Since k-SAT (the general case) reduces to 3-SAT, and 3-SAT can be proven to be NP-complete, it can be used to prove that other problems are also NP-complete. This is done by showing how a solution to another problem could be used to solve 3-SAT.

(source: Wikipedia)

The idea of Brejova et al. to solve the SAT problem, is to split it into two distinct subproblems. A fundamental assumption for solving SAT is that the variables in the clauses are always the same, i.e. variable x1 in clause 1 has the same truth assignment as variable x1 in clause 2. Brejova et al. sacrifice this assumption for a simpler algorithm. In this way the first subproblem is to find truth assignments that satisfies the given formula where the variables for each clause are completely independent. Given a formula with n variables and m clauses one now has not only to check 2^n possible truth assignments but 2^(n*m). This subproblem is solved by the SAT algebra within the ADP program. The second subproblem becomes necessary to assure that only such answers, found in subproblem one, are valid that first satisfy the formula and second have equal truth assignments for each variable in all clauses. The second aspect is the tasks of the EQA algebra.

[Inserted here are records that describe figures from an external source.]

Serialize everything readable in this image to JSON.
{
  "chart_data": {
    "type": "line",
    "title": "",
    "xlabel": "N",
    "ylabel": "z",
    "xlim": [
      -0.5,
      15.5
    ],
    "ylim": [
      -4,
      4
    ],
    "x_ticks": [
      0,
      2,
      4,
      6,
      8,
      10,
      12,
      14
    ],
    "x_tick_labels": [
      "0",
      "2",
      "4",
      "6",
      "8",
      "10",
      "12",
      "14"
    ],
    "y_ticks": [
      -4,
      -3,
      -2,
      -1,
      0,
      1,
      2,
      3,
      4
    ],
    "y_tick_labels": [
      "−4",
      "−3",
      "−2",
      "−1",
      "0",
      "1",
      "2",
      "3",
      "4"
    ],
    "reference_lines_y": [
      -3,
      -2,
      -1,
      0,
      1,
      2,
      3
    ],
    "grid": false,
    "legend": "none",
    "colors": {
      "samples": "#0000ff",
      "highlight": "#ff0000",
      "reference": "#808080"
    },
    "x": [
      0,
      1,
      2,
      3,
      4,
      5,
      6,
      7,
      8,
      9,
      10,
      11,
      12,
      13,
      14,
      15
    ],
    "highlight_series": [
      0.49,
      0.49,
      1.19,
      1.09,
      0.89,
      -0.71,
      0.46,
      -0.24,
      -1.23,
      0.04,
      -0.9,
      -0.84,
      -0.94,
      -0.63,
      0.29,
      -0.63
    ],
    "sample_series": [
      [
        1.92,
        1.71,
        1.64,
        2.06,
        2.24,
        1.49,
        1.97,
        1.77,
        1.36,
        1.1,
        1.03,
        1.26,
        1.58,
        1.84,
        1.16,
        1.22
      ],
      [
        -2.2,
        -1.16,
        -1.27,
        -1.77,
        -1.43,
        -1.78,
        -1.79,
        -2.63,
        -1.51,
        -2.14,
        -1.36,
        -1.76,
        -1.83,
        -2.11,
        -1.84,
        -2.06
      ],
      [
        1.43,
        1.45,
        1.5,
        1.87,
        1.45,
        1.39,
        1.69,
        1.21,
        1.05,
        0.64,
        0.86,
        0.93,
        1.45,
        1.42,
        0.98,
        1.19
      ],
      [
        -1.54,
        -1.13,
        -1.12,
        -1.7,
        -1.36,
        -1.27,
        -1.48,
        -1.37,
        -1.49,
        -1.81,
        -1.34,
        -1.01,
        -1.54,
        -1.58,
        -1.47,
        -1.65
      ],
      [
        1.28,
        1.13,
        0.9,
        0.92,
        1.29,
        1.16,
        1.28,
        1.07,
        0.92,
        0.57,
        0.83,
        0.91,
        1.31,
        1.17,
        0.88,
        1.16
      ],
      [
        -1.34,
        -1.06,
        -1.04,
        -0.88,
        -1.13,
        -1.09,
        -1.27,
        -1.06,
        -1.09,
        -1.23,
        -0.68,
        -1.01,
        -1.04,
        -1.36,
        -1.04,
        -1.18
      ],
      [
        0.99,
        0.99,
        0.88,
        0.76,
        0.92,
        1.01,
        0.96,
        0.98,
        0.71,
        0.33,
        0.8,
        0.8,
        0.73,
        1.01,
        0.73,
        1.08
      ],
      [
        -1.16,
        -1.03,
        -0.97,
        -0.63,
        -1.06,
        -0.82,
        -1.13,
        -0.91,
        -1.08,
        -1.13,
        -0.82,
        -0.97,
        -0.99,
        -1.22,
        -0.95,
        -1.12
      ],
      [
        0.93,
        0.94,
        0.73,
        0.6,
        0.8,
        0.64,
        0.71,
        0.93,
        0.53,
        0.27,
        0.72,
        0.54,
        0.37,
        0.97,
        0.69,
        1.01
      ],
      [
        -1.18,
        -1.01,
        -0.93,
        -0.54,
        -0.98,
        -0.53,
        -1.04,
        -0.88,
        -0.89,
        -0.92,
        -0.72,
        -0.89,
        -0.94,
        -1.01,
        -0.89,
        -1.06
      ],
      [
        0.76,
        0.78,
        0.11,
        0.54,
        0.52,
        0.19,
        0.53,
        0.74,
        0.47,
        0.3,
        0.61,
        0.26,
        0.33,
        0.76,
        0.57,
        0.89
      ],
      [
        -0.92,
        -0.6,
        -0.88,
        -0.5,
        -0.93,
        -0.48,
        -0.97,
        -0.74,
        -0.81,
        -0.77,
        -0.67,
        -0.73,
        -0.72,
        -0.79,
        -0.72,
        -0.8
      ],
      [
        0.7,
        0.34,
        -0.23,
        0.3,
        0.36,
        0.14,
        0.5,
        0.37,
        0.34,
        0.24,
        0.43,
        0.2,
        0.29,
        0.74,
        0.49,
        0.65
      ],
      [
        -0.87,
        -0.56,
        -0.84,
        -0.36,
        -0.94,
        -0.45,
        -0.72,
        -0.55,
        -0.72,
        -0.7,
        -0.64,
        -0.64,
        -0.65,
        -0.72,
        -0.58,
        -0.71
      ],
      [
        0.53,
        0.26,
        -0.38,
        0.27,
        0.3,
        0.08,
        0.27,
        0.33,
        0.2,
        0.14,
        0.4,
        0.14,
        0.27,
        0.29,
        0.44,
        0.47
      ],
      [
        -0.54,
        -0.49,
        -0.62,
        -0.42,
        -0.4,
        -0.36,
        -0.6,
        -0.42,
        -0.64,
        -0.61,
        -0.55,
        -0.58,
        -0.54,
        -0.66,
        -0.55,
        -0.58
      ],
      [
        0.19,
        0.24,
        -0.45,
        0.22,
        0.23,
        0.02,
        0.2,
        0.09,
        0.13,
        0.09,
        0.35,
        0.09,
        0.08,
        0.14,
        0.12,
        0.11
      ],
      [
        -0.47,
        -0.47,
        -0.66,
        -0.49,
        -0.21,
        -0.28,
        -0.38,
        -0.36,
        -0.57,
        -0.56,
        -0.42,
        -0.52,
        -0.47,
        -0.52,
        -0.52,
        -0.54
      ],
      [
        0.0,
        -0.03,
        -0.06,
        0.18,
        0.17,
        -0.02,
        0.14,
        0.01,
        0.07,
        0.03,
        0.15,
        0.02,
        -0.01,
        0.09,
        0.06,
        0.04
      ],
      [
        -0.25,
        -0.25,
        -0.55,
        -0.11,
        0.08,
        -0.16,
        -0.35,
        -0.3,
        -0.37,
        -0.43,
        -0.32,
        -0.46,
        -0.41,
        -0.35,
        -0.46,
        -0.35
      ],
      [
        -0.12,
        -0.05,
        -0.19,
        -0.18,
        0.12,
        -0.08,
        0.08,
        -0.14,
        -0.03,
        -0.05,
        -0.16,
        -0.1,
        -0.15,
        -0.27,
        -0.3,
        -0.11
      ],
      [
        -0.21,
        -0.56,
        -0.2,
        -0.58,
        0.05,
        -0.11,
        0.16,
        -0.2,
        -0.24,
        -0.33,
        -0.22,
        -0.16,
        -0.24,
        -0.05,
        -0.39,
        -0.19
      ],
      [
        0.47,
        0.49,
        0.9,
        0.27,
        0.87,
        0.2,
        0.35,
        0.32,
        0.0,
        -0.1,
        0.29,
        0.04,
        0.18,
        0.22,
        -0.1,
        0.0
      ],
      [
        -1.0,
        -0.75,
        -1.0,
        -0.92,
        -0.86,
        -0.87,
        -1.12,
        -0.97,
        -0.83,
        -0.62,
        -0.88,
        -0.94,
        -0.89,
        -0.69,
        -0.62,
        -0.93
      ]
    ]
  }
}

A given formula with three variables and two clauses in CNF could be: (x1 OR x2) AND (NOT(x2) OR x3). For the classical way exist 2^3 = 8 different truth assignments that maybe satisfy the formula. In Brejovas variant there are 2^(2*3) = 64 truth assignments that have to be checked. The SAT algebra would find 36 satisfying answers, but many of these have contradicting assignments for e.g. x2. The EQA algebra filters all 8 answers out of the overall 64 answers, where x1, x2 and x3 have the same value for each clause. That are exactly those 8 possible truth assignments from the classical way. The combination of both algebras can solve the SAT problem: (sat *** eqa).

To calculate the example formula with ADP one has to encode it to a machine readable code. A "formula" consists of one or more "clauses", that must be separated by a '&' character. One clause is composed of one ore more "literals" in direct concatenation. A literal could either be positive 'P', negative 'N' or missing '-'. The first clause from the example has two positive literals followed by a missing one. So its representation is "PP-". The second clause is "-NP" and the complete encoded formula is "PP-&-NP".